Josh Gibbs’s review published on Letterboxd:
This review may contain spoilers.
I never noticed the significance of the moment where Michael calls Sonny after hearing about the attempt on his father's life before. Rather than bringing Kay (who by the way, was the one to inform him of the news having noticed the headline to begin with) into the phone booth with him, or even leaving the door ajar, his immediate instinct is to go in alone and firmly shut it behind him, symbolically bringing himself into the family business and shutting Kay out in the process.
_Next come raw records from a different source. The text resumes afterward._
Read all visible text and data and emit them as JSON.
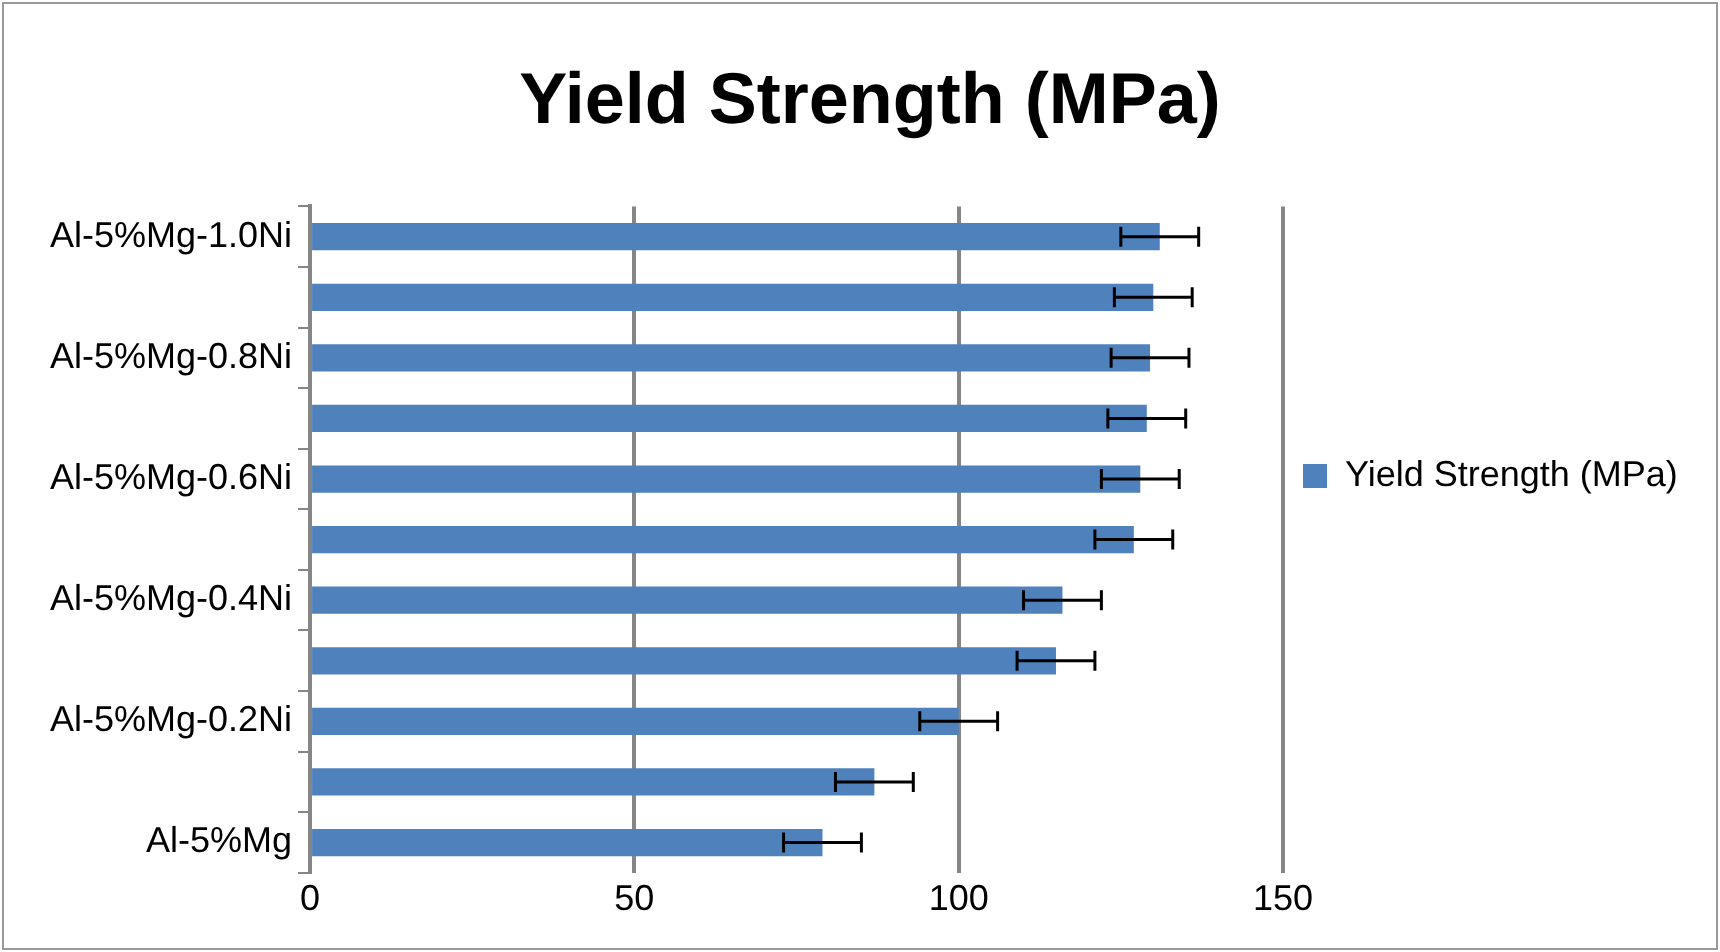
{
  "chart_data": {
    "type": "bar",
    "orientation": "horizontal",
    "title": "Yield Strength (MPa)",
    "categories": [
      "Al-5%Mg-1.0Ni",
      null,
      "Al-5%Mg-0.8Ni",
      null,
      "Al-5%Mg-0.6Ni",
      null,
      "Al-5%Mg-0.4Ni",
      null,
      "Al-5%Mg-0.2Ni",
      null,
      "Al-5%Mg"
    ],
    "series": [
      {
        "name": "Yield Strength (MPa)",
        "color": "#4f81bd",
        "values": [
          131,
          130,
          129.5,
          129,
          128,
          127,
          116,
          115,
          100,
          87,
          79
        ],
        "errors": [
          6,
          6,
          6,
          6,
          6,
          6,
          6,
          6,
          6,
          6,
          6
        ]
      }
    ],
    "xlim": [
      0,
      150
    ],
    "xticks": [
      0,
      50,
      100,
      150
    ],
    "grid": "x",
    "legend": "right"
  }
}
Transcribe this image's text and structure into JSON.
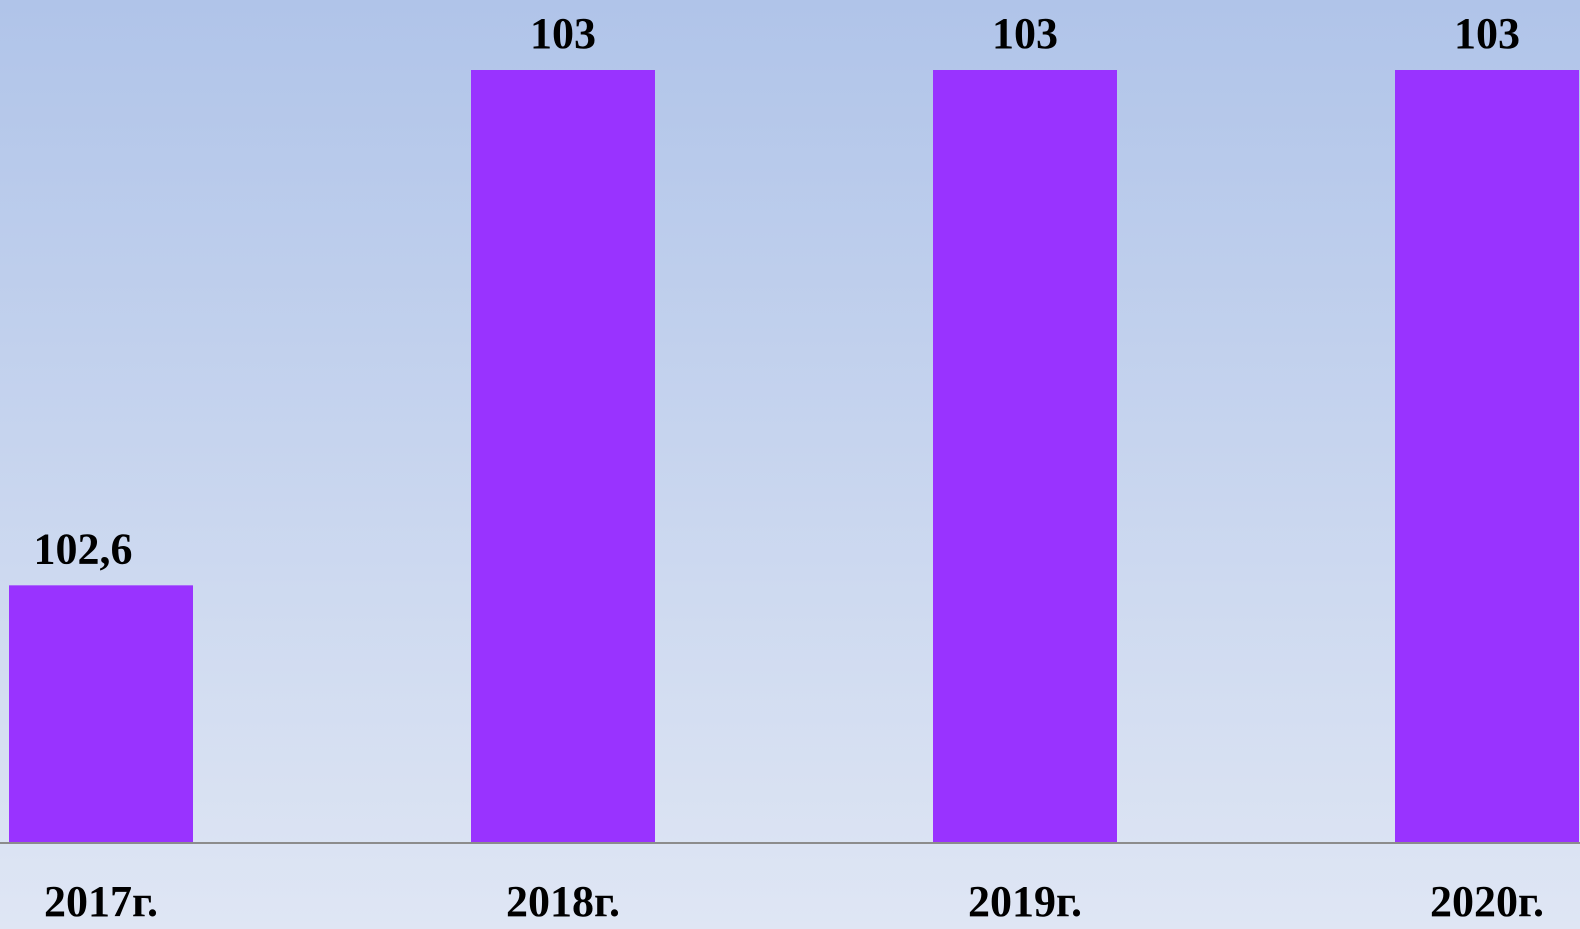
{
  "chart_data": {
    "type": "bar",
    "categories": [
      "2017г.",
      "2018г.",
      "2019г.",
      "2020г."
    ],
    "values": [
      102.6,
      103,
      103,
      103
    ],
    "value_labels": [
      "102,6",
      "103",
      "103",
      "103"
    ],
    "color": "#9933ff",
    "ylim": [
      102.4,
      103
    ]
  }
}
To drive the point home, their separation is ominously framed with Michael in the foreground and Kay isolated in a cage-like structure behind him, watching but unable to influence him, like a carefully controlled pet, best admired from a distance.
This scene marks the turning point in Michael’s attitude towards Kay. At Connie’s wedding during the film’s opening, he goes out of his way to bring Kay into the family photo. Coppola emphasises how much Michael wants her to be a part of his life by initially framing her out of sight. The camera is then forced to move unnaturally to follow him moving out of frame to bring her in. By contrast, at the film’s ending, Kay is harshly shut out of both the frame and her husband’s trust, relegated to the periphery of his now centre-stage familial ‘obligations’, aka his criminal and political ambitions.
As he becomes more involved with the family business, Michael’s increasingly low view of the women in his life extends to Apollonia. The two barely exchange a word before their wedding, and based on her childish behaviour later on, they seemingly have little in common. One of her few significant stretches of screen time contains the only instance of nudity in the three hour runtime. As Michael consummates their marriage, he symbolically gives himself over fully to his family’s way of life. And in the process, Apollonia is reduced to a mere object of pleasure and practicality, a means of providing Michael with further political connections, personal protection and immersion in Sicilian culture.
Besides that, all I have to say is that it was a pleasure seeing this on the big screen for its 50th anniversary. Oh, and Rota's score just seems to sound more and more mournful every time I watch this.